Nineteen years after Israel's withdrawal from the Gaza Strip, the image of Israeli tanks advancing down the Philadelphi Corridor along the border with Egypt, and the Star of David flag flying over the Rafah terminal, has sent shockwaves through the Arab world. After months of threatening to go in and defeat the last Hamas battalions in the city, which is home to over 1.4 million Gazans, Israel announced on the morning of Tuesday, May 7, that it had taken "operational control" of the Palestinian side of the crossing point, the main entry point for humanitarian aid into the enclave.
In Cairo and Washington, this development has prompted very measured reactions.
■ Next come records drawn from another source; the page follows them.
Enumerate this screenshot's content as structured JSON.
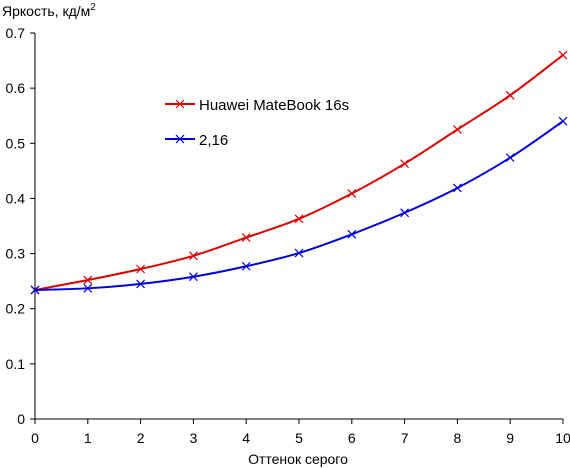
{
  "chart_data": {
    "type": "line",
    "ylabel": "Яркость, кд/м",
    "ylabel_sup": "2",
    "xlabel": "Оттенок серого",
    "x": [
      0,
      1,
      2,
      3,
      4,
      5,
      6,
      7,
      8,
      9,
      10
    ],
    "xlim": [
      0,
      10
    ],
    "ylim": [
      0,
      0.7
    ],
    "x_ticks": [
      "0",
      "1",
      "2",
      "3",
      "4",
      "5",
      "6",
      "7",
      "8",
      "9",
      "10"
    ],
    "y_ticks": [
      "0",
      "0.1",
      "0.2",
      "0.3",
      "0.4",
      "0.5",
      "0.6",
      "0.7"
    ],
    "y_tick_values": [
      0,
      0.1,
      0.2,
      0.3,
      0.4,
      0.5,
      0.6,
      0.7
    ],
    "grid": false,
    "legend_position": "upper-left inside",
    "series": [
      {
        "name": "Huawei MateBook 16s",
        "color": "#e00000",
        "marker": "x",
        "values": [
          0.234,
          0.252,
          0.272,
          0.296,
          0.329,
          0.363,
          0.409,
          0.463,
          0.525,
          0.587,
          0.66
        ]
      },
      {
        "name": "2,16",
        "color": "#0000e0",
        "marker": "x",
        "values": [
          0.234,
          0.237,
          0.245,
          0.258,
          0.277,
          0.301,
          0.335,
          0.374,
          0.419,
          0.474,
          0.54
        ]
      }
    ]
  }
}
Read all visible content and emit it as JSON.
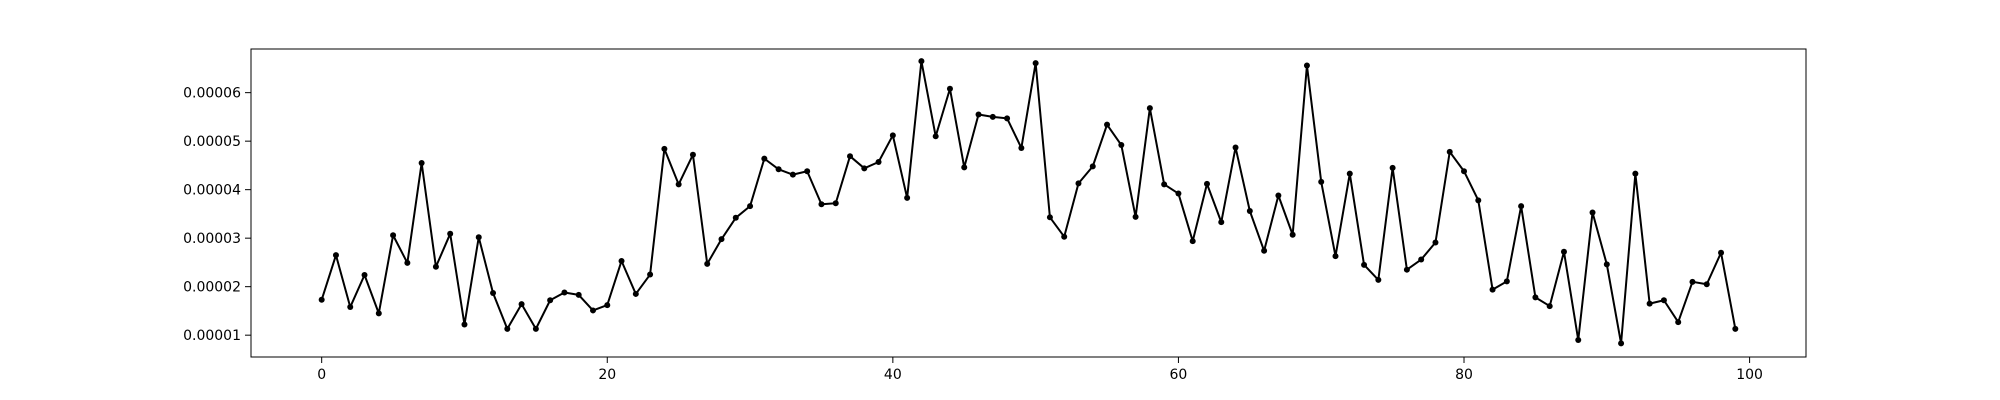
{
  "chart_data": {
    "type": "line",
    "title": "",
    "xlabel": "",
    "ylabel": "",
    "grid": false,
    "xlim": [
      -4.95,
      103.95
    ],
    "ylim": [
      5.5e-06,
      6.9e-05
    ],
    "xticks": [
      0,
      20,
      40,
      60,
      80,
      100
    ],
    "xtick_labels": [
      "0",
      "20",
      "40",
      "60",
      "80",
      "100"
    ],
    "yticks": [
      1e-05,
      2e-05,
      3e-05,
      4e-05,
      5e-05,
      6e-05
    ],
    "ytick_labels": [
      "0.00001",
      "0.00002",
      "0.00003",
      "0.00004",
      "0.00005",
      "0.00006"
    ],
    "line_color": "#000000",
    "series": [
      {
        "x": [
          0,
          1,
          2,
          3,
          4,
          5,
          6,
          7,
          8,
          9,
          10,
          11,
          12,
          13,
          14,
          15,
          16,
          17,
          18,
          19,
          20,
          21,
          22,
          23,
          24,
          25,
          26,
          27,
          28,
          29,
          30,
          31,
          32,
          33,
          34,
          35,
          36,
          37,
          38,
          39,
          40,
          41,
          42,
          43,
          44,
          45,
          46,
          47,
          48,
          49,
          50,
          51,
          52,
          53,
          54,
          55,
          56,
          57,
          58,
          59,
          60,
          61,
          62,
          63,
          64,
          65,
          66,
          67,
          68,
          69,
          70,
          71,
          72,
          73,
          74,
          75,
          76,
          77,
          78,
          79,
          80,
          81,
          82,
          83,
          84,
          85,
          86,
          87,
          88,
          89,
          90,
          91,
          92,
          93,
          94,
          95,
          96,
          97,
          98,
          99
        ],
        "y": [
          1.73e-05,
          2.65e-05,
          1.58e-05,
          2.24e-05,
          1.45e-05,
          3.06e-05,
          2.49e-05,
          4.55e-05,
          2.41e-05,
          3.09e-05,
          1.22e-05,
          3.02e-05,
          1.87e-05,
          1.13e-05,
          1.64e-05,
          1.13e-05,
          1.72e-05,
          1.88e-05,
          1.83e-05,
          1.51e-05,
          1.62e-05,
          2.53e-05,
          1.85e-05,
          2.25e-05,
          4.84e-05,
          4.11e-05,
          4.72e-05,
          2.47e-05,
          2.98e-05,
          3.42e-05,
          3.66e-05,
          4.64e-05,
          4.42e-05,
          4.31e-05,
          4.38e-05,
          3.7e-05,
          3.72e-05,
          4.69e-05,
          4.44e-05,
          4.57e-05,
          5.12e-05,
          3.83e-05,
          6.65e-05,
          5.1e-05,
          6.08e-05,
          4.46e-05,
          5.55e-05,
          5.5e-05,
          5.47e-05,
          4.86e-05,
          6.61e-05,
          3.43e-05,
          3.03e-05,
          4.13e-05,
          4.48e-05,
          5.34e-05,
          4.92e-05,
          3.44e-05,
          5.68e-05,
          4.11e-05,
          3.92e-05,
          2.94e-05,
          4.12e-05,
          3.33e-05,
          4.87e-05,
          3.56e-05,
          2.74e-05,
          3.88e-05,
          3.07e-05,
          6.56e-05,
          4.16e-05,
          2.63e-05,
          4.33e-05,
          2.45e-05,
          2.14e-05,
          4.45e-05,
          2.35e-05,
          2.56e-05,
          2.91e-05,
          4.78e-05,
          4.38e-05,
          3.78e-05,
          1.94e-05,
          2.11e-05,
          3.66e-05,
          1.78e-05,
          1.6e-05,
          2.72e-05,
          9e-06,
          3.53e-05,
          2.46e-05,
          8.3e-06,
          4.33e-05,
          1.65e-05,
          1.72e-05,
          1.27e-05,
          2.1e-05,
          2.05e-05,
          2.7e-05,
          1.13e-05
        ]
      }
    ]
  }
}
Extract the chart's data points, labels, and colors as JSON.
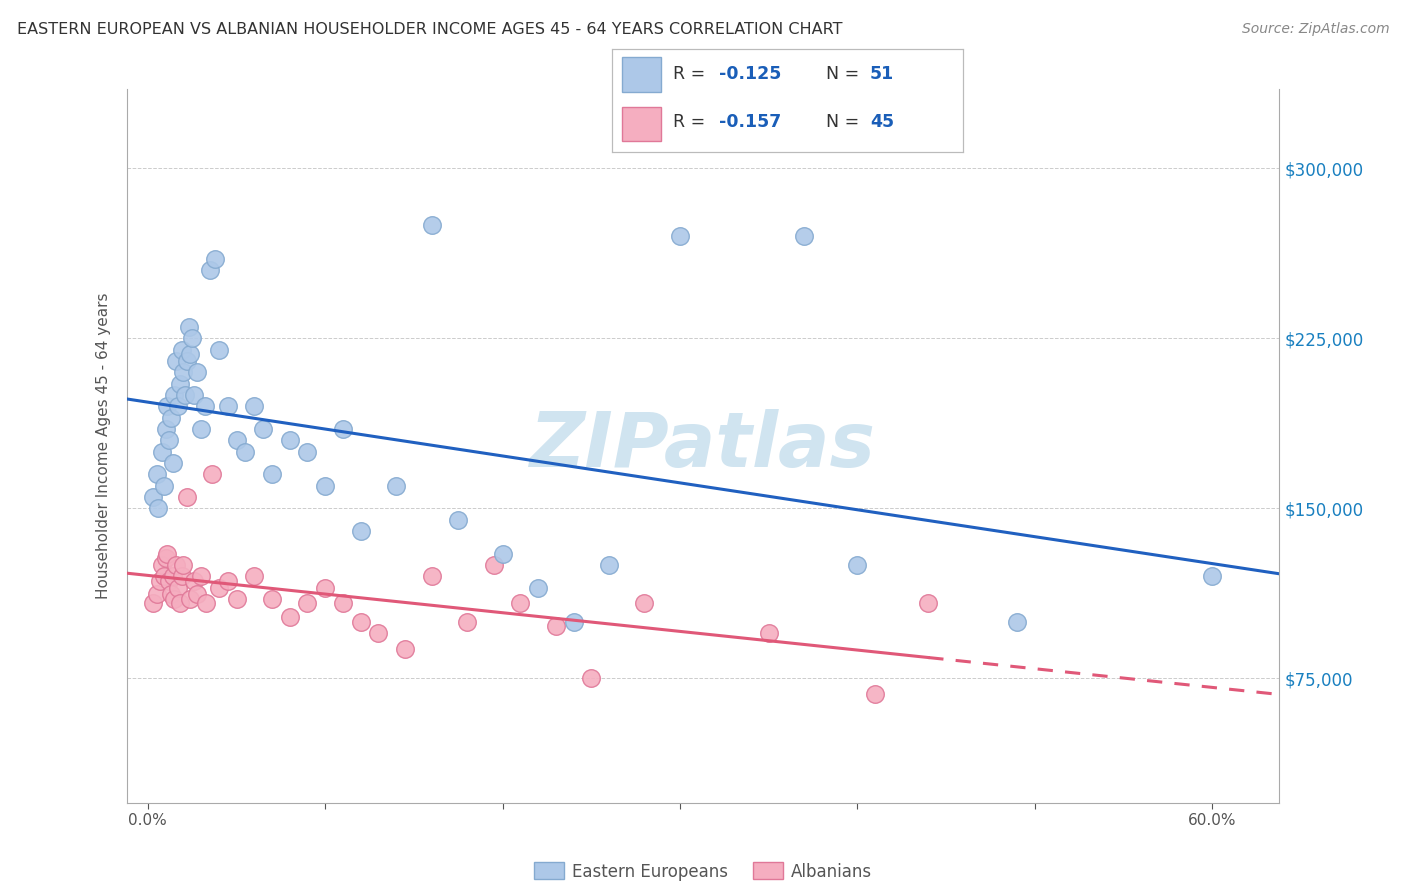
{
  "title": "EASTERN EUROPEAN VS ALBANIAN HOUSEHOLDER INCOME AGES 45 - 64 YEARS CORRELATION CHART",
  "source": "Source: ZipAtlas.com",
  "ylabel": "Householder Income Ages 45 - 64 years",
  "xlabel_ticks_show": [
    "0.0%",
    "",
    "",
    "",
    "",
    "",
    "60.0%"
  ],
  "xlabel_vals": [
    0.0,
    0.1,
    0.2,
    0.3,
    0.4,
    0.5,
    0.6
  ],
  "ytick_labels": [
    "$75,000",
    "$150,000",
    "$225,000",
    "$300,000"
  ],
  "ytick_vals": [
    75000,
    150000,
    225000,
    300000
  ],
  "xlim": [
    -0.012,
    0.638
  ],
  "ylim": [
    20000,
    335000
  ],
  "R_eastern": -0.125,
  "N_eastern": 51,
  "R_albanian": -0.157,
  "N_albanian": 45,
  "eastern_color": "#adc8e8",
  "eastern_edge": "#85aad0",
  "albanian_color": "#f5aec0",
  "albanian_edge": "#e07898",
  "line_eastern_color": "#2060c0",
  "line_albanian_color": "#e05878",
  "watermark": "ZIPatlas",
  "watermark_color": "#d0e4f0",
  "eastern_x": [
    0.003,
    0.005,
    0.006,
    0.008,
    0.009,
    0.01,
    0.011,
    0.012,
    0.013,
    0.014,
    0.015,
    0.016,
    0.017,
    0.018,
    0.019,
    0.02,
    0.021,
    0.022,
    0.023,
    0.024,
    0.025,
    0.026,
    0.028,
    0.03,
    0.032,
    0.035,
    0.038,
    0.04,
    0.045,
    0.05,
    0.055,
    0.06,
    0.065,
    0.07,
    0.08,
    0.09,
    0.1,
    0.11,
    0.12,
    0.14,
    0.16,
    0.175,
    0.2,
    0.22,
    0.24,
    0.26,
    0.3,
    0.37,
    0.4,
    0.49,
    0.6
  ],
  "eastern_y": [
    155000,
    165000,
    150000,
    175000,
    160000,
    185000,
    195000,
    180000,
    190000,
    170000,
    200000,
    215000,
    195000,
    205000,
    220000,
    210000,
    200000,
    215000,
    230000,
    218000,
    225000,
    200000,
    210000,
    185000,
    195000,
    255000,
    260000,
    220000,
    195000,
    180000,
    175000,
    195000,
    185000,
    165000,
    180000,
    175000,
    160000,
    185000,
    140000,
    160000,
    275000,
    145000,
    130000,
    115000,
    100000,
    125000,
    270000,
    270000,
    125000,
    100000,
    120000
  ],
  "albanian_x": [
    0.003,
    0.005,
    0.007,
    0.008,
    0.009,
    0.01,
    0.011,
    0.012,
    0.013,
    0.014,
    0.015,
    0.016,
    0.017,
    0.018,
    0.019,
    0.02,
    0.022,
    0.024,
    0.026,
    0.028,
    0.03,
    0.033,
    0.036,
    0.04,
    0.045,
    0.05,
    0.06,
    0.07,
    0.08,
    0.09,
    0.1,
    0.11,
    0.12,
    0.13,
    0.145,
    0.16,
    0.18,
    0.195,
    0.21,
    0.23,
    0.25,
    0.28,
    0.35,
    0.41,
    0.44
  ],
  "albanian_y": [
    108000,
    112000,
    118000,
    125000,
    120000,
    128000,
    130000,
    118000,
    112000,
    120000,
    110000,
    125000,
    115000,
    108000,
    120000,
    125000,
    155000,
    110000,
    118000,
    112000,
    120000,
    108000,
    165000,
    115000,
    118000,
    110000,
    120000,
    110000,
    102000,
    108000,
    115000,
    108000,
    100000,
    95000,
    88000,
    120000,
    100000,
    125000,
    108000,
    98000,
    75000,
    108000,
    95000,
    68000,
    108000
  ]
}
On Tuesday, White House spokesman John Kirby stressed that Israel had informed its major ally that "this is an operation of limited scope, scale and duration."
However, on Wednesday, US President Joe Biden reiterated an American red line with unprecedented firmness, warning Israel against any attempt to extend its operation into the overcrowded city of Rafah, at the risk of sparking chaos there and provoking a forced population displacement toward the Sinai peninsula. “We're not going to supply the weapons and artillery shells used” for such an undertaking, he warned, after Washington confirmed last week that it had suspended a delivery of bombs to Israel. For Biden's administration, the only way forward remains reaching an agreement to free at least some of the hostages held by Hamas. The Israeli government remains committed to the negotiations, which resumed in Cairo on Wednesday, while also threatening to push its troops elsewhere in Rafah to put pressure on Hamas during the talks.
Cairo, for its part, has condemned the threat this Israeli fait accompli has posed to the already fragile negotiations, and warned of the risk of a "humanitarian nightmare" should operations be extended. This response has been seen as timid by many Egyptians, who have taken to social media to condemn an attack on the country's sovereignty and a flagrant violation of the 1979 Israel-Egypt peace treaty following the Camp David Accords.
"No mention was made of the Israeli tanks that entered the Saladin corridor [the Philadelphi corridor]. No diplomatic reprisals have been announced," said Hossam el-Hamalawy, an Egyptian researcher living in exile in Germany. "The Egyptian state and army have been reduced to the role of spectators, if not accomplices, to the ongoing massacres in Gaza."
The deployment of Israeli tanks in this demilitarized zone, without prior authorization from Cairo, would constitute a violation of the peace agreement that was signed under American auspices. Under the terms of the Philadelphi Accord, the additional protocol to the peace treaty signed in 2005, control of the corridor was transferred to Egypt after the Israeli withdrawal from the Gaza Strip. Hamas took control of the Palestinian side after seizing power in the Gaza Strip in 2007.